There is a lot of debate in the fairness community on ways to account for fairness. This package is an example of how to achieve statistical parity, know in the EEOC language as "avoidance of adverse impact". I'll plug here that statistical parity is the law of the land in the USA for hiring (i.e., your algorithm should approach a 1:1 selection).

Now, there are other people in the machine learning community who propose an equalized odds framework. The basic assumption here is that you should maximize fairness for correct answers. So if your model is 85% accurate overall, it should be 85% accurate for White people and 85% accurate for Black people. Totally makes sense when you consider unbalanced training data. Say that n_white = 100 and n_black = 10. The goal of an equalized odds framework is to prevent a 91% accurate model that selects all White people and misclassifies all Black people. Conversely, though, you could have a model that is 100% accurate on the training data that still selects White applicants at a higher rate than Black applicants when in production, which violates the statistical parity approach. There's been a ton of debate on which approach matters more in which context (Moritz Hardt and Solon Barocas have written several great articles on this topic).
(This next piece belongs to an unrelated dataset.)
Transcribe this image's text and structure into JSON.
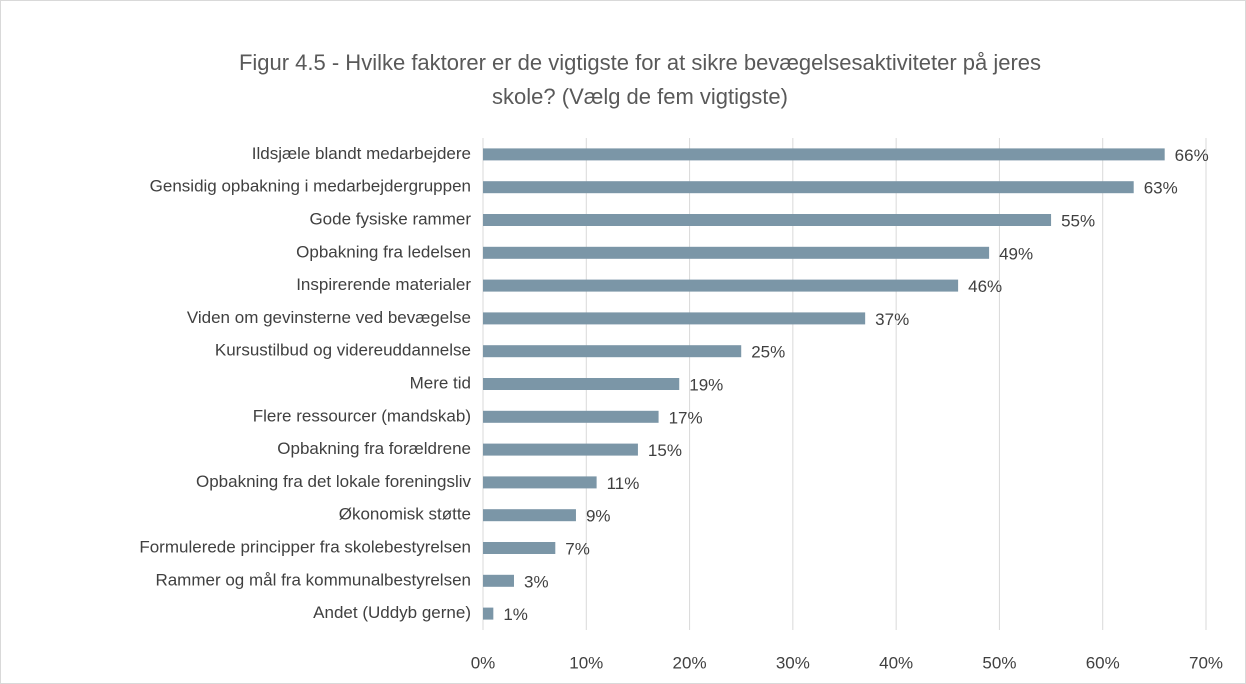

So that's a long way of saying that you'd need to conduct data collection on your target population that has target labels (e.g., asthma/no asthma; hire/no hire) and then data collection on a broader demographic population that is applicable to your use-case (other hospitals, other tech jobs). The broader demograpic population does not require labels, although if you were lucky enough to get labels you could greatly expand the possible algorithms you could try to reduce bias (which are not included in this package...yet).